PANGLIMA TENTARA
PERTAMA DI INDONESIA
DIPILIH SECARA DEMOKRATIS
Pendahuluan
Banyak
orang berpandangan bahwa militer atau tentara tidak memiliki jiwa demokrasi.
Pandangan ini muncul karena dalam kemiliteran dimanapun juga di dunia ini
terdapat suatu sistem yang sudah baku yaitu sistem komando. Sistem komando ini
sering diartikan suatu komunikasi satu arah dari atasan (komandan) kepada
bawahan. Akan tetapi dalam sejarah kemiliteran di Indonesia justru terdapat hal
unik yaitu pemilihan panglima pertamanya dilakukan secara demokratis. Disaat
orang orang sipil Indonesia hingga sekarang masih sering memperdebatkan tentang
demokrasi, justru pihak militer Indonesia (dalam hal ini adalah TKR) telah memberi
contoh pemilihan yang demokratis dalam sejarah kemiliteran Indonesia.

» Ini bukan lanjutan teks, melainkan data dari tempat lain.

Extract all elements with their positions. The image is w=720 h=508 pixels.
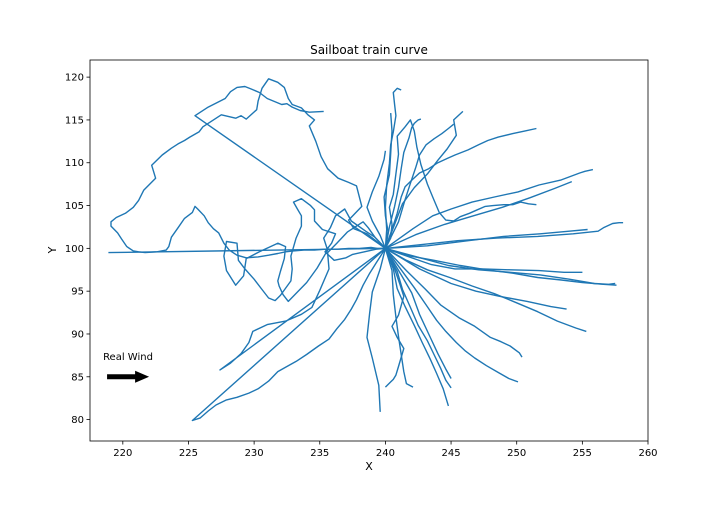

Demokrasi sering diartikan secara umum sebagai
pemerintahan dari rakyat oleh rakyat dan untuk rakyat, demikian Abraham Lincoln (Presiden Amerika Serikat) pernah menyebutkannya. Secara mudahnya demokrasi lebih sering dikaitkan dengan pemilihan umum
yang terjadi pada insitusi sipil seperti presiden pada sebuah negara atau
gubernur pada pemerintahan daerah atau kepala daerah
lainnya. Memang terasa
agak aneh jika sistem demokrasi berupa pemilihan langsung muncul dalam
institusi kemiliteran yang memiliki budaya sistem komando. Mungkin hal ini
hanya terjadi di Indonesia dan mungkin juga hanya satu satunya didunia.
Pembentukan Tentara Pada Awal
Kemerdekaan
Setelah kemerdekaan Indonesia diproklamasikan pada tanggal
17 Agustus 1945, tidak secara langsung Pemerintahan Indonesia membentuk tentara
Indonesia. Pada 22 Agustus 1945 PPKI
(Panitia Persiapan Kemerdekaan Indonesia) lebih memilih membentuk suatu badan
Penolong Keluarga Korban Perang. Badan tersebut lebih terkenal dengan sebutan
BKR (Badan Keamanan Rakyat). Sebetulnya pada rapatnya tanggal 19 Agustus 1945
dalam rapatnya sempat memutuskan untuk segera membentuk suatu tentara
kebangsaan (Tjahaja, 21 Agustus
1945). Akan tetapi kemudian keputusan itu diubah pada rapat tanggal 22 Agustus
1945. Pada saat itu dalam rapat berkembang
suatu pendapat bahwa jika dibentuk tentara kebangsaan maka akan
mengundang serangan dari sekutu maupun Jepang yang telah sepakat untuk
mempertahankan status quo. Saat itu para anggota PPKI berpendapat bahwa
kekuatan tentara kebangsaan yang akan dibentuk belum cukup untuk menghadapi
gempuran sekutu maupun Jepang. Maka pilihan utamanya adalah melakukan diplomasi
untuk mendapatkan pengakuan kemerdekaan Indonesia saat itu. Pada rapat tanggal
22 Agustus 1945 tersebut PPKI memutuskan untuk membentuk KNI (Komite Nasional
Indonesia), Partai Nasional Indonesia (PNI) dan Badan Keamanan Rakyat (BKR)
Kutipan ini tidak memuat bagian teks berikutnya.